Мой ужас медленно начал слабеть. Тело там или не тело, а оно явно не могло причинить мне никакого вреда, и – мрачно подумала я – легче иметь дело с дюжиной мертвых тел, чем предстать перед Филлидой без бриллианта Форли.
Направив луч фонарика на непонятный предмет под деревьями, я храбро приблизилась к нему.
Сверток пошевелился, и в свете фонарика ярко блеснул живой глаз. Дыхание у меня перехватило, крик уже рвался с губ, но в последнюю долю секунды я вдруг увидела, что это такое. Живое существо, но не человек. Это был дельфин.
Дитя Аполлона. Любимец Амфитриона. Морской волшебник. Выброшенный на сушу и беспомощный.
Глаз скосился вбок, следя за мной. Хвост снова шевельнулся, словно пытаясь грести на твердой земле, как в воде, и звучно шлепнул по россыпи твердой гальки. Среди камней раскатилось гулкое эхо.
Я на цыпочках подошла ближе, в темноту сосен.
– Милый, – тихонько окликнула я. – Что с тобой? Ты не ранен?

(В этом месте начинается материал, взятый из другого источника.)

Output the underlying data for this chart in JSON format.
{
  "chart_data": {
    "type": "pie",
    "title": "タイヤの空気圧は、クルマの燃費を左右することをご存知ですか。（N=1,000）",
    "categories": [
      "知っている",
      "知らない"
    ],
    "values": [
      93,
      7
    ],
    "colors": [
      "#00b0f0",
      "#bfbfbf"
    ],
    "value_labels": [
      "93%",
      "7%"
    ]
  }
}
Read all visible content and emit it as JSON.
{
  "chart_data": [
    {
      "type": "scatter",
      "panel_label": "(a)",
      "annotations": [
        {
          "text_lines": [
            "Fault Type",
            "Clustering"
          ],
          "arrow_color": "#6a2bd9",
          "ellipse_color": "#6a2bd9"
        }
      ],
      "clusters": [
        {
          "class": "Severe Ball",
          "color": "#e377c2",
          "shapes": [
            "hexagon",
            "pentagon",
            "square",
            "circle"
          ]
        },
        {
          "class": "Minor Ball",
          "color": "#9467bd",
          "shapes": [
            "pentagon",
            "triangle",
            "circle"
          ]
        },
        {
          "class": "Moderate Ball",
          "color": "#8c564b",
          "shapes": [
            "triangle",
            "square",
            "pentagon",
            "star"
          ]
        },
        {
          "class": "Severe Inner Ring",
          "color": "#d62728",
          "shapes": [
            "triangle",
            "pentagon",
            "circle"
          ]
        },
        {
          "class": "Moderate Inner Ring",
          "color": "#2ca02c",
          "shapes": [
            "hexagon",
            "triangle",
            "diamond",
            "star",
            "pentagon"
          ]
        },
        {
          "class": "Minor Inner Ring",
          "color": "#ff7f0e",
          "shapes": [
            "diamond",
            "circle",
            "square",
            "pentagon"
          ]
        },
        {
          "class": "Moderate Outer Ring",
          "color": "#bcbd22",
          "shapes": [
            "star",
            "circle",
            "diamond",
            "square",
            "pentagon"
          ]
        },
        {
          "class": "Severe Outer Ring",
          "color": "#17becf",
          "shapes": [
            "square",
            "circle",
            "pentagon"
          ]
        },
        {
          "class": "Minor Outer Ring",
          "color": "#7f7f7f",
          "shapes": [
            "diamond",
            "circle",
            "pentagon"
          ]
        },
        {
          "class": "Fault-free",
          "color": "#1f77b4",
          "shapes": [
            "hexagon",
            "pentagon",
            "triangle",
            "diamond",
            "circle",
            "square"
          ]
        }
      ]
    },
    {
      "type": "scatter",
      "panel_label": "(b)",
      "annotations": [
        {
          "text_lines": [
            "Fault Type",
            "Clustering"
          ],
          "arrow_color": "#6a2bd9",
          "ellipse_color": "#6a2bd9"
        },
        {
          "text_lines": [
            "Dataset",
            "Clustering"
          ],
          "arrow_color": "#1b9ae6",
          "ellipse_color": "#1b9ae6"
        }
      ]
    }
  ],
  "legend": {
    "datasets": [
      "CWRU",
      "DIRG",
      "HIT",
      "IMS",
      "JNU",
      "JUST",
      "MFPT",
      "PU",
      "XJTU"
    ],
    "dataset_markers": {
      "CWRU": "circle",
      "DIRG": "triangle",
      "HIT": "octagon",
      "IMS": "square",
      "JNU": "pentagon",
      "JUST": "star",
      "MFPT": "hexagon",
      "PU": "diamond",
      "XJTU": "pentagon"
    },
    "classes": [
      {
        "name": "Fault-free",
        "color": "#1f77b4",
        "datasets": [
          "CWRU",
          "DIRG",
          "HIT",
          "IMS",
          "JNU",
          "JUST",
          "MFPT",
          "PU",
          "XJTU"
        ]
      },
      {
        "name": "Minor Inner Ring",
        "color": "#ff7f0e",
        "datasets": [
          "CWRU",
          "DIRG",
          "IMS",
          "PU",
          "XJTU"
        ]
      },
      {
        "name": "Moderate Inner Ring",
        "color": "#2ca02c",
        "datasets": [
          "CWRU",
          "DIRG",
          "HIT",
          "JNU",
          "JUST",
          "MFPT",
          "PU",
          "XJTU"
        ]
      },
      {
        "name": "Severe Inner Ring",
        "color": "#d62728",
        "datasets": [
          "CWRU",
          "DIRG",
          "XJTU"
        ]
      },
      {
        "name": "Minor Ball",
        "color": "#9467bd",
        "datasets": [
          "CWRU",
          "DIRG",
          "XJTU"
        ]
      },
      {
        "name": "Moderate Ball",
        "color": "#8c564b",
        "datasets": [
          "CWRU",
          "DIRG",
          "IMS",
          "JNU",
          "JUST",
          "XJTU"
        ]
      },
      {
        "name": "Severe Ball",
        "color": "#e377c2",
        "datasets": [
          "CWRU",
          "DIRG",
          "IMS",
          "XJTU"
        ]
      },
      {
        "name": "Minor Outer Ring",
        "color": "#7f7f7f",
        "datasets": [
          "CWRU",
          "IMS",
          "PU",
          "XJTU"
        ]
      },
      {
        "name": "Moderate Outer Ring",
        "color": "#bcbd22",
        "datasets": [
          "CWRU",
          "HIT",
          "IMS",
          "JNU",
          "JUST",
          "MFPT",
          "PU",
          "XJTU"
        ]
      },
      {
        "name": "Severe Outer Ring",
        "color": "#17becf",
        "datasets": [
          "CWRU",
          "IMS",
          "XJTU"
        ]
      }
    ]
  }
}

Дельфин лежал тихо, не двигаясь и следя за мной зорким влажным глазом. Глупо было пытаться поймать его взгляд, словно ожидая ответа, но зато, по крайней мере, я не уловила в этом взгляде страха передо мной. Я осторожно провела лучом фонаря по всей длине тела – похоже, никаких ран или ссадин. Потом я осмотрела песок кругом – там не было крови, лишь широкая вдавленная полоса, где животное было вытащено или выкинуто из воды. Луч фонарика выхватил из темноты бледный отблеск косметички Филлиды, завалившейся между сосновыми корнями. Я рывком подняла ее, даже не заглянув внутрь, запихнула в карман и тут же напрочь позабыла о ее существовании. Скорее всего, бриллиант лежал внутри в целости и сохранности, но сейчас дельфин значил для меня гораздо больше любого бриллианта – выброшенный на берег, беспомощный, легкая добыча для всякого, кто пожелает расправиться с ним. А кому-то очень хотелось с ним расправиться, я это знала… Более того, если не вернуть дельфина обратно в воду, он непременно умрет, стоит только взойти солнцу и высушить его.